A mighty fortress is our PKI, Part II

Nicolas Williams Nicolas.Williams at oracle.com
Thu Jul 29 12:44:29 EDT 2010


On Thu, Jul 29, 2010 at 10:50:10AM +0200, Alexandre Dulaunoy wrote:
> On Thu, Jul 29, 2010 at 3:09 AM, Nicolas Williams
> <Nicolas.Williams at oracle.com> wrote:
> > This is a rather astounding misunderstanding of the protocol.  [...]
> 
> I agree on this and but the implementation of OCSP has to deal with
> all "non definitive" (to take the wording of the RFC) answers. That's
> where the issue is. All the "exception case", mentioned in 2.3, are
> all unauthenticated and it seems rather difficult to provide authenticated
> scheme for that part as you already mentioned in [*].
> 
> That's why malware authors are already adding fake entries of OCSP
> server in the host file... simple and efficient.

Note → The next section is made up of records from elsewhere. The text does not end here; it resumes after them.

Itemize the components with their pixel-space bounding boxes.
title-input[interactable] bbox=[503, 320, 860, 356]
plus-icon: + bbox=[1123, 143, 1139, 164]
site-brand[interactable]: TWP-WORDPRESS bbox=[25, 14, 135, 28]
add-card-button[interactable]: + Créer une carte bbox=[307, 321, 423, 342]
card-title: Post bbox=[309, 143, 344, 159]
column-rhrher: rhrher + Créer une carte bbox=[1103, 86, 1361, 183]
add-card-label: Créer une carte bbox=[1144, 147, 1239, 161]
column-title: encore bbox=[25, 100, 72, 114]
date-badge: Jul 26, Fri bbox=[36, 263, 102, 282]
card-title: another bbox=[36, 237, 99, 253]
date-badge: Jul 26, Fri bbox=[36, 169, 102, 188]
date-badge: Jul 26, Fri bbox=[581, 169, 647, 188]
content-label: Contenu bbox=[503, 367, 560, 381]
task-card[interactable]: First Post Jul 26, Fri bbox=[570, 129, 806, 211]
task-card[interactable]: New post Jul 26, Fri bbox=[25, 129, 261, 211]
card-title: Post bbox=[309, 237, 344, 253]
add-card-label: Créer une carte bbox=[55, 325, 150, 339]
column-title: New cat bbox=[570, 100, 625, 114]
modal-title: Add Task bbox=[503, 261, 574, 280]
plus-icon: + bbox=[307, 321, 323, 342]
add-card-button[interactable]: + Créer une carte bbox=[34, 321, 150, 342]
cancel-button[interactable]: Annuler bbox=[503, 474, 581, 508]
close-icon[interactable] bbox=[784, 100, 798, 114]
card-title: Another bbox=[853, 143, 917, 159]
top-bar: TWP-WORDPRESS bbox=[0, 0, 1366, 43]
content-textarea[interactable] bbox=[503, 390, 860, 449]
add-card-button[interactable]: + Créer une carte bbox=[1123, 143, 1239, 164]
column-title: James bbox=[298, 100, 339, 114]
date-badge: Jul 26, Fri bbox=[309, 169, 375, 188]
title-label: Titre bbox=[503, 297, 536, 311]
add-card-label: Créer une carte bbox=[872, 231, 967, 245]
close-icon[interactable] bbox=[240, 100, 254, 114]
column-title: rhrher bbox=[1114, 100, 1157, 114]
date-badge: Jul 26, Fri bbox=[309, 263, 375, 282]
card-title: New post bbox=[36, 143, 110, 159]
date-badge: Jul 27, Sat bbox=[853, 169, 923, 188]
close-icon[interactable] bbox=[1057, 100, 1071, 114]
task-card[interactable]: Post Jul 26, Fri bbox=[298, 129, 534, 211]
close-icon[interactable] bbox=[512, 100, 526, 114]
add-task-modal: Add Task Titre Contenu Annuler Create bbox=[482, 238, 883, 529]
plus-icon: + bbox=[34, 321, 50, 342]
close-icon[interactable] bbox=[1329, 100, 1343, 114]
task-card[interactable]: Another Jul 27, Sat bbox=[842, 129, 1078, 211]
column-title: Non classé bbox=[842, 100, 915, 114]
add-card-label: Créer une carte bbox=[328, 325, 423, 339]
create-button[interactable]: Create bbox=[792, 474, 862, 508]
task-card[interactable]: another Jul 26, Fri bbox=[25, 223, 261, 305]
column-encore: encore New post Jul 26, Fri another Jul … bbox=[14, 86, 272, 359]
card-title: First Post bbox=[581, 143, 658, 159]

A DoS attack on OCSP clients (which is all this really is) should either
cause the clients to fallback on CRLs or to fail the larger operation
(TLS handshake, whatever) altogether.  The latter makes this just a DoS.
The former makes this less than a DoS.

The real risk would be OCSP clients that don't bother with CRLs if OCSP
Responder can't respond successfully, but which proceed anyways af if
peers' certs are valid.  If there exist such clients, don't blame OCSP.